- Zayandeh Rud-e Jonubi Rural District
- Coordinates: 32°40′N 50°31′E﻿ / ﻿32.667°N 50.517°E
- Country: Iran
- Province: Chaharmahal and Bakhtiari
- County: Ben
- District: Sheyda
- Established: 1987
- Capital: Azadegan

Population (2016)
- • Total: 1,161
- Time zone: UTC+3:30 (IRST)

= Zayandeh Rud-e Jonubi Rural District =

Rural district in Chaharmahal and Bakhtiari province, Iran

Zayandeh Rud-e Jonubi Rural District (دهستان زاينده رود جنوبي) is in Sheyda District of Ben County, Chaharmahal and Bakhtiari province, Iran. Its capital is the village of Azadegan.

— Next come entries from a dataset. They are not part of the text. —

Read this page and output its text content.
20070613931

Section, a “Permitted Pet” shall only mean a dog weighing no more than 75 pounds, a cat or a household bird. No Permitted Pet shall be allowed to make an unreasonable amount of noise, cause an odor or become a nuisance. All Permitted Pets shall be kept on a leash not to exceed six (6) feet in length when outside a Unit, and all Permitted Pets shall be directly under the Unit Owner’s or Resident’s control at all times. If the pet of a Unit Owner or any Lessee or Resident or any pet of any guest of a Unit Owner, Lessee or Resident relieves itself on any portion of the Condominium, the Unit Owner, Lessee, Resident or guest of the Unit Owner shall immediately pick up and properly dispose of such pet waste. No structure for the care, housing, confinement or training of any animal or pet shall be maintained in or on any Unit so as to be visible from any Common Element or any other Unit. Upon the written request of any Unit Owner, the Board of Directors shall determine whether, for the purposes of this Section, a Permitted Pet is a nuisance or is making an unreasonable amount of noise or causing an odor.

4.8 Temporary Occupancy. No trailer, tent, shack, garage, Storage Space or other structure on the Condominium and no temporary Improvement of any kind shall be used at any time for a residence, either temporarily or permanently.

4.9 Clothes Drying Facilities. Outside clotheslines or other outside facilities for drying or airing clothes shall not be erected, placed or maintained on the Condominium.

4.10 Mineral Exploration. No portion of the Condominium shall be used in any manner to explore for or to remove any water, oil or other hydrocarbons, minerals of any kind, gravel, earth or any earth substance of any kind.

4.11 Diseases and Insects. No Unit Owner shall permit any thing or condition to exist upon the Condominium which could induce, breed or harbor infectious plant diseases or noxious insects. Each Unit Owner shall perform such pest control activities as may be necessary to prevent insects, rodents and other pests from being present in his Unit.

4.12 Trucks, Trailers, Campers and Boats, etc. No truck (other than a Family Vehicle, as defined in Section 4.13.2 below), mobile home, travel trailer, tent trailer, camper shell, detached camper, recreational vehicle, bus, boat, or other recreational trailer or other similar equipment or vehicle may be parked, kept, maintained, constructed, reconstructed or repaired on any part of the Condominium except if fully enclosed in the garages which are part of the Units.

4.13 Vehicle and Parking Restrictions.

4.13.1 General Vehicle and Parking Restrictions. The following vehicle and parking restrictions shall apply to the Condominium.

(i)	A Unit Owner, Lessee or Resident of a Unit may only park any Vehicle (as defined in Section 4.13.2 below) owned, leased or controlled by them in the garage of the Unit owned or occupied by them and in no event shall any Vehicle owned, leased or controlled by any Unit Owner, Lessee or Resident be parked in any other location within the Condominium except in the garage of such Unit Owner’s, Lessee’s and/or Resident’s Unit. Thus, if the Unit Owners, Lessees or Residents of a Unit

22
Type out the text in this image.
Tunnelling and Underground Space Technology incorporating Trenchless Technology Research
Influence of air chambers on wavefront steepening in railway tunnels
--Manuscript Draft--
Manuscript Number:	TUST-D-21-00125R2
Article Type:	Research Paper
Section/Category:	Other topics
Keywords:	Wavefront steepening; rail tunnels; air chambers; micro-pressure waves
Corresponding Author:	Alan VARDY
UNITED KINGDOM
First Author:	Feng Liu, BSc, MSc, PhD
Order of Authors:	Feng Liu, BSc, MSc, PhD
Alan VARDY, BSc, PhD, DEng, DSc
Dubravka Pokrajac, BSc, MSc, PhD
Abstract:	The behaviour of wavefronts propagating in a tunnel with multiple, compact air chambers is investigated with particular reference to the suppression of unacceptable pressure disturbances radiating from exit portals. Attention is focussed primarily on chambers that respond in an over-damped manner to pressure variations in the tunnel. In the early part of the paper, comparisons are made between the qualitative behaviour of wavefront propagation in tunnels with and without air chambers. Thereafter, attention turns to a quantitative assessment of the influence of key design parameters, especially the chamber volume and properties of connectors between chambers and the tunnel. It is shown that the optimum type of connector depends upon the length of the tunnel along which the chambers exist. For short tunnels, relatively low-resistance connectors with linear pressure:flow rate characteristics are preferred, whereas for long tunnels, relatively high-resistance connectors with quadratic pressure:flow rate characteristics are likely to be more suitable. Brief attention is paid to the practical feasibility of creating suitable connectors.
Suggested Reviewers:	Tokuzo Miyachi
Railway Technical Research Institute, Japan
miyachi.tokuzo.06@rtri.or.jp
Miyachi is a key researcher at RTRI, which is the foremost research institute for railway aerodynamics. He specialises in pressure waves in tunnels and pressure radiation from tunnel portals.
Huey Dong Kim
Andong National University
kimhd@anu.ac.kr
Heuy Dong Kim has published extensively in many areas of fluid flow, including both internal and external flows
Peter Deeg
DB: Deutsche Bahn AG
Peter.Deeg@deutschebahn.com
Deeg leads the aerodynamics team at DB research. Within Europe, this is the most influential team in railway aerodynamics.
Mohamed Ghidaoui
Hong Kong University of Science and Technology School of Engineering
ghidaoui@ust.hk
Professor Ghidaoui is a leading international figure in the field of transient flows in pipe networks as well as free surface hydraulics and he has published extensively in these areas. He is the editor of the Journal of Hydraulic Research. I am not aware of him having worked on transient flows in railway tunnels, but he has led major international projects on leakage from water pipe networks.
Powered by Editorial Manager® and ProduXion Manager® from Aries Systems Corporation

The previous capital of the rural district was the village of Heydari.

==Demographics==
===Population===
At the time of the 2006 National Census, the rural district's population (as a part of the former Ben District in Shahrekord County) was 5,018 in 1,247 households. There were 4,833 inhabitants in 1,431 households at the following census of 2011. The 2016 census measured the population of the rural district as 1,161 in 240 households, by which time the district had been separated from the county in the establishment of Ben County. The rural district was transferred to the new Sheyda District. The most populous of its three villages was Azadegan, with 789 people.